A la lecture de ce verset, on se heurte d’emblée à une question : pourquoi donc Bilam trouva-t-il nécessaire de préciser que le peuple juif « est sorti d’Egypte », alors qu’il s’agissait là d’un fait connu de tous ? En effet, cette libération miraculeuse avait été précédée des dix plaies, par le biais desquelles le Nom divin avait été glorifié dans le monde entier. Puis, lorsque l’Eternel avait fendu la mer des Joncs en deux pour le bénéfice de Ses enfants, ce fut, une fois de plus, pour tous les peuples, la manifestation claire de Sa toute-puissance, de Sa Providence et de Son intervention sur terre, manifestation qui leur inspira Sa crainte. Aussi pourquoi Bilam mentionna-t-il dans ses propos un événement déjà connu ?
De même, son affirmation : « déjà il couvre la face du pays » ne manque de nous étonner, alors que les Hébreux ne représentaient qu’un petit peuple, dont seul un cinquième avait mérité d’être libéré d’Egypte !
L’ouvrage Chéma Israël rapporte les propos de Rabbi Moché de Duner, qui explique le sens latent des paroles de Balak. Il dit : « Un peuple est sorti d’Egypte », autrement dit, de la source de l’impureté, du pays le plus immoral de l’époque – surnommé la « nudité de la terre », tant il était corrompu. Or, en dépit de son long séjour en ce lieu, « déjà il couvre la face du pays », c’est-à-dire qu’il s’est couvert les yeux pour les préserver des visions interdites et échapper à l’emprise des forces impures.
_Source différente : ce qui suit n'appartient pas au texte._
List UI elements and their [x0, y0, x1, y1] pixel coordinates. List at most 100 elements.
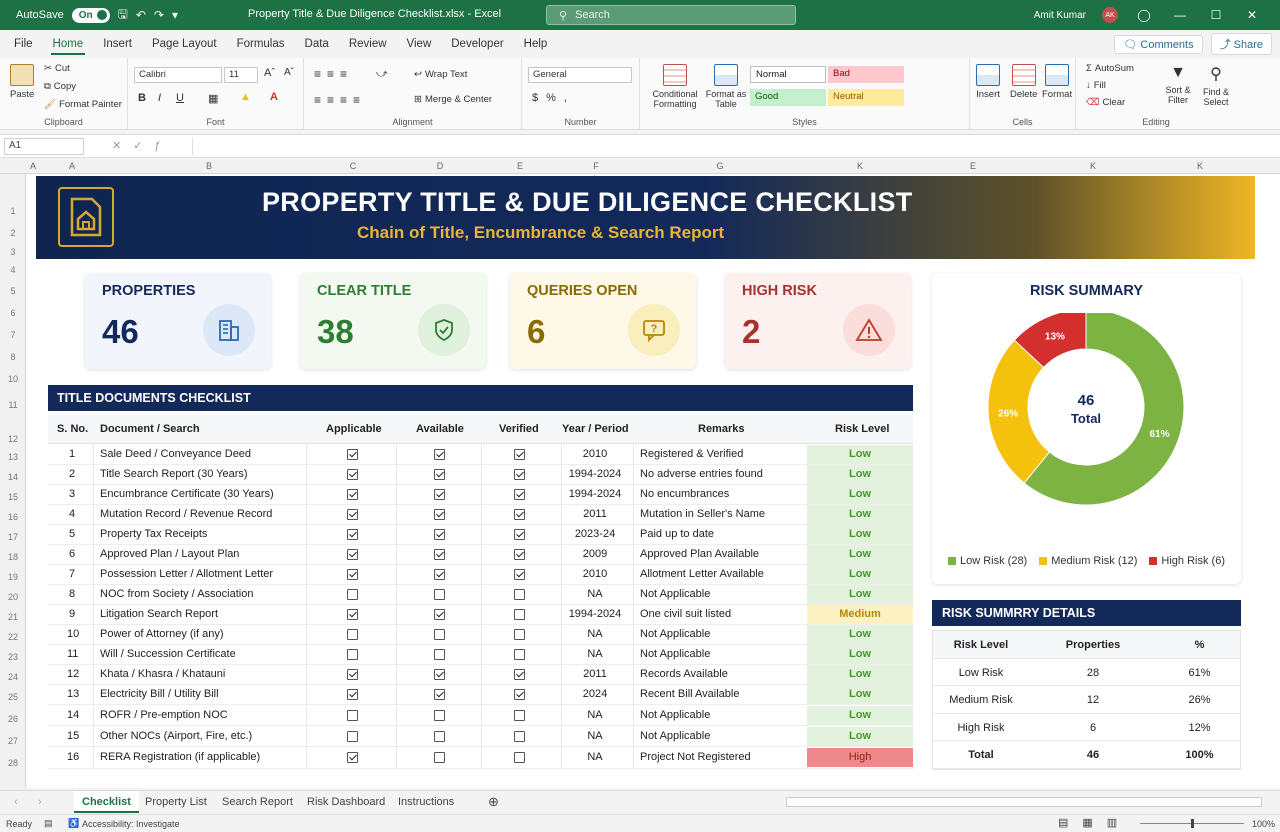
year-period[interactable]: NA — [587, 648, 603, 660]
style-bad[interactable]: Bad — [828, 66, 904, 83]
table-row[interactable]: 16 RERA Registration (if applicable) NA Pro… — [48, 748, 913, 769]
table-row[interactable]: 13 Electricity Bill / Utility Bill 2024 Rec… — [48, 685, 913, 705]
available-checkbox[interactable] — [434, 669, 445, 680]
merge-center-button[interactable]: ⊞ Merge & Center — [414, 94, 493, 105]
save-icon[interactable]: 🖫 — [117, 6, 128, 21]
delete-cells-button[interactable]: Delete — [1010, 64, 1037, 100]
column-header[interactable]: F — [593, 161, 599, 171]
table-row[interactable]: 14 ROFR / Pre-emption NOC NA Not Applicable… — [48, 706, 913, 726]
tab-review[interactable]: Review — [348, 38, 387, 50]
available-checkbox[interactable] — [434, 629, 445, 640]
year-period[interactable]: 2009 — [582, 548, 608, 560]
column-title[interactable]: Available — [416, 423, 464, 435]
verified-checkbox[interactable] — [514, 731, 525, 742]
remarks[interactable]: Allotment Letter Available — [640, 568, 764, 580]
row-header[interactable]: 4 — [10, 265, 16, 275]
tab-data[interactable]: Data — [304, 38, 329, 50]
verified-checkbox[interactable] — [514, 569, 525, 580]
column-title[interactable]: Remarks — [698, 423, 745, 435]
row-header[interactable]: 8 — [10, 352, 16, 362]
document-name[interactable]: RERA Registration (if applicable) — [100, 751, 261, 763]
tab-file[interactable]: File — [14, 38, 33, 50]
verified-checkbox[interactable] — [514, 529, 525, 540]
year-period[interactable]: 2010 — [582, 448, 608, 460]
verified-checkbox[interactable] — [514, 649, 525, 660]
donut-slice-medium[interactable] — [987, 339, 1051, 484]
applicable-checkbox[interactable] — [347, 689, 358, 700]
remarks[interactable]: Mutation in Seller's Name — [640, 508, 765, 520]
close-icon[interactable]: ✕ — [1246, 8, 1258, 22]
accessibility-icon[interactable]: ♿ — [68, 818, 80, 828]
copy-button[interactable]: ⧉ Copy — [44, 81, 76, 92]
row-header[interactable]: 6 — [10, 308, 16, 318]
donut-slice-low[interactable] — [1023, 313, 1185, 506]
year-period[interactable]: 1994-2024 — [568, 468, 622, 480]
available-checkbox[interactable] — [434, 752, 445, 763]
customize-toolbar-icon[interactable]: ▾ — [171, 8, 178, 22]
verified-checkbox[interactable] — [514, 489, 525, 500]
row-header[interactable]: 27 — [7, 736, 18, 746]
column-title[interactable]: Document / Search — [100, 423, 200, 435]
tab-formulas[interactable]: Formulas — [236, 38, 285, 50]
row-header[interactable]: 15 — [7, 492, 18, 502]
fill-button[interactable]: ↓ Fill — [1086, 80, 1106, 91]
document-name[interactable]: Litigation Search Report — [100, 608, 219, 620]
autosum-button[interactable]: Σ AutoSum — [1086, 63, 1134, 74]
serial-number[interactable]: 8 — [68, 588, 76, 600]
year-period[interactable]: NA — [587, 709, 603, 721]
serial-number[interactable]: 14 — [67, 709, 80, 721]
tab-home[interactable]: Home — [43, 30, 94, 58]
available-checkbox[interactable] — [434, 529, 445, 540]
verified-checkbox[interactable] — [514, 589, 525, 600]
verified-checkbox[interactable] — [514, 710, 525, 721]
remarks[interactable]: Approved Plan Available — [640, 548, 760, 560]
verified-checkbox[interactable] — [514, 752, 525, 763]
orientation-icon[interactable]: ⤻ — [376, 68, 388, 80]
verified-checkbox[interactable] — [514, 609, 525, 620]
shrink-font-button[interactable]: Aˇ — [284, 67, 294, 78]
available-checkbox[interactable] — [434, 509, 445, 520]
avatar[interactable]: AK — [1102, 7, 1118, 23]
style-good[interactable]: Good — [750, 89, 826, 106]
font-name-select[interactable]: Calibri — [134, 67, 222, 83]
row-header[interactable]: 25 — [7, 692, 18, 702]
table-row[interactable]: 9 Litigation Search Report 1994-2024 One ci… — [48, 605, 913, 625]
applicable-checkbox[interactable] — [347, 569, 358, 580]
font-size-select[interactable]: 11 — [224, 67, 258, 83]
risk-level-badge[interactable]: Low — [807, 445, 913, 464]
serial-number[interactable]: 4 — [68, 508, 76, 520]
format-as-table-button[interactable]: Format as Table — [704, 64, 748, 109]
year-period[interactable]: NA — [587, 628, 603, 640]
document-name[interactable]: Property Tax Receipts — [100, 528, 208, 540]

Or, Balak savait que la Présence divine se retire d’un endroit immoral, ce qui, subséquemment, laisse le champ libre au Destructeur pour réaliser ses mauvais desseins. Aussi tenta-t-il, dans un premier temps, de faire fauter les enfants d’Israël par des visions interdites. Cependant, il n’y parvint pas, tant ces derniers avaient pris l’habitude, tout au long de leur esclavage en Egypte, de préserver leurs yeux de tels spectacles. D’ailleurs, c’est le mérite de cette maîtrise de soi qui leur valut la délivrance, laquelle, sur le plan spirituel, se traduisit par le détachement des quarante-neuf degrés d’impureté et une acquisition des degrés équivalents de pureté.
Rabbi Chelomo de Radomsk écrit (Tiférèt Chelomo Balak), à cet égard, que la sainteté d’un homme dépend essentiellement de son souci de préserver ses yeux des visions indécentes ; plus il veille à ceci, plus il est à même de se sanctifier et de s’élever dans les degrés de la Torah et de la crainte. Tel est le sens de l’avertissement de la Torah : « vous ne vous égarerez pas à la suite de votre cœur et de vos yeux, qui vous entraînent à l’infidélité » (Bamidbar 15:39). Autrement dit, les yeux et le cœur sont les médiateurs du péché (Bamidbar Rabba 10:2), en cela qu’ils introduisent en l’homme des mauvaises pensées aussi graves que l’adultère.
Les commentateurs affirment (Pessikta Zoutrati Chémot 6:6) qu’en Egypte, nos ancêtres restèrent fidèles à la tradition dans trois domaines essentiels : les noms, les habitudes vestimentaires et la langue. Or, leur attachement à ces trois points d’ancrage, témoigne leur volonté de préserver leur pureté : ils donnaient à leurs enfants des noms provenant d’une source sainte, s’habillaient de manière pudique et ne souillaient pas leur bouche par des vulgarités.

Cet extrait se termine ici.